离开前的晚上,我又去了一次锦里,灯笼亮起来了,人流依旧,但白天的喧嚣沉淀下去,换上了一层暖融融的光晕,我坐在水边的长廊,想起这一路的旅程,从河南到成都,地图上不过一指的距离,却像经历了一场微妙的“水土”转换,河南的厚重,是黄河水沉淀出的黄土地,是千年古都垒起的文化层;而成都的丰饶,是都江堰润泽出的天府之国,是市井巷陌滋养出的生活哲学,它们没有高下,只是不同,一个教你如何扎根与守望,一个邀你品味当下与闲适。

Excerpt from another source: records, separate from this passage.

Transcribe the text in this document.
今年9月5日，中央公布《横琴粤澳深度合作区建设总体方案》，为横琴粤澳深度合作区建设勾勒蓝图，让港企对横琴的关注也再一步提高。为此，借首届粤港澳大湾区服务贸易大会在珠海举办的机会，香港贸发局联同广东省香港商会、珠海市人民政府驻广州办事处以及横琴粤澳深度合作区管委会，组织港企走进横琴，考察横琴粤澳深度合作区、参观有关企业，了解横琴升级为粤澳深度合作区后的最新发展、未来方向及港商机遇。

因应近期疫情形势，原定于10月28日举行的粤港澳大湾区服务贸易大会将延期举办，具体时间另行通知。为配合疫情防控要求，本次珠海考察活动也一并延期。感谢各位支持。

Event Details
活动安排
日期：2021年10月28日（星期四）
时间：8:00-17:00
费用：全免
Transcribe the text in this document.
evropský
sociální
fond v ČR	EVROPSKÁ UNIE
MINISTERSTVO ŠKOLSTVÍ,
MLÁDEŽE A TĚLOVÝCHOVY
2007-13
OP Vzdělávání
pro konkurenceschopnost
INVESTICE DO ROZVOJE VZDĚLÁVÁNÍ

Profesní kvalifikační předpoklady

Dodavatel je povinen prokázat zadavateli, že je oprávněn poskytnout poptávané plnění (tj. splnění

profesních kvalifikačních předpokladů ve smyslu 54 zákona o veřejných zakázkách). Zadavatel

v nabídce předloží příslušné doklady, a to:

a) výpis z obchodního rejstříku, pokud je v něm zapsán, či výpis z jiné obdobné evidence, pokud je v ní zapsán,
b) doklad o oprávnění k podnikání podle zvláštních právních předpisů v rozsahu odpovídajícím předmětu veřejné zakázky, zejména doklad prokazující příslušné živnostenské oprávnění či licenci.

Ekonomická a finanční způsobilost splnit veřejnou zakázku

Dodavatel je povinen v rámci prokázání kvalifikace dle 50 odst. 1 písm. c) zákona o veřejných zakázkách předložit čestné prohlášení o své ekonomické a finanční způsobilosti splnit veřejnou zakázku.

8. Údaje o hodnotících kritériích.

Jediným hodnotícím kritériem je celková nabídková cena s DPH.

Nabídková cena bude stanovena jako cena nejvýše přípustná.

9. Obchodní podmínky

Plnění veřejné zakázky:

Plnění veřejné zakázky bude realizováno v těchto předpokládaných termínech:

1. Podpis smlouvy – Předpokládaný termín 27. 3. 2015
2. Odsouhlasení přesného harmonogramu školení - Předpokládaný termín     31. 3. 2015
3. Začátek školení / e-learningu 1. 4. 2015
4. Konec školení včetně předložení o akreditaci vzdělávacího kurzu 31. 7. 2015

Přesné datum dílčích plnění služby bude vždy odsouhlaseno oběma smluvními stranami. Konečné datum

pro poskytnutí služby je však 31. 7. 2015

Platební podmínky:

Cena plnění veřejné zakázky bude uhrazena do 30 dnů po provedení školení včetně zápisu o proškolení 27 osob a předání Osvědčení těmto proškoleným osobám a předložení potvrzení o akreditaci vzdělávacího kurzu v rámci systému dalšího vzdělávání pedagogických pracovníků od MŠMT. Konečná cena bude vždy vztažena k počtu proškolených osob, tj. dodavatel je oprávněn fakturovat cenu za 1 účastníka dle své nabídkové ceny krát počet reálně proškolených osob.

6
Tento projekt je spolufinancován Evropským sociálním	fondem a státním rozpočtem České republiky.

回程的高铁上,我又翻开了那本没看完的书,邻座换了人,是一对去西安旅游的成都小情侣,女孩儿笑着对男孩说:“回去第一顿,还是要吃火锅哦。”我听着,嘴角不自觉地扬起来,包里还装着两包带给家人的兔头,虽然知道可能有人不敢吃,但总想把这股子鲜活的、泼辣的、巴适的成都味道,分一点给我那沉稳厚重的中原故乡。
车过秦岭,隧道再次连成一片,我在忽明忽暗的光线里闭上眼睛,舌尖仿佛还留着那抹花椒的麻,耳边似乎还响着茶馆的喧嚷,这一趟,值了。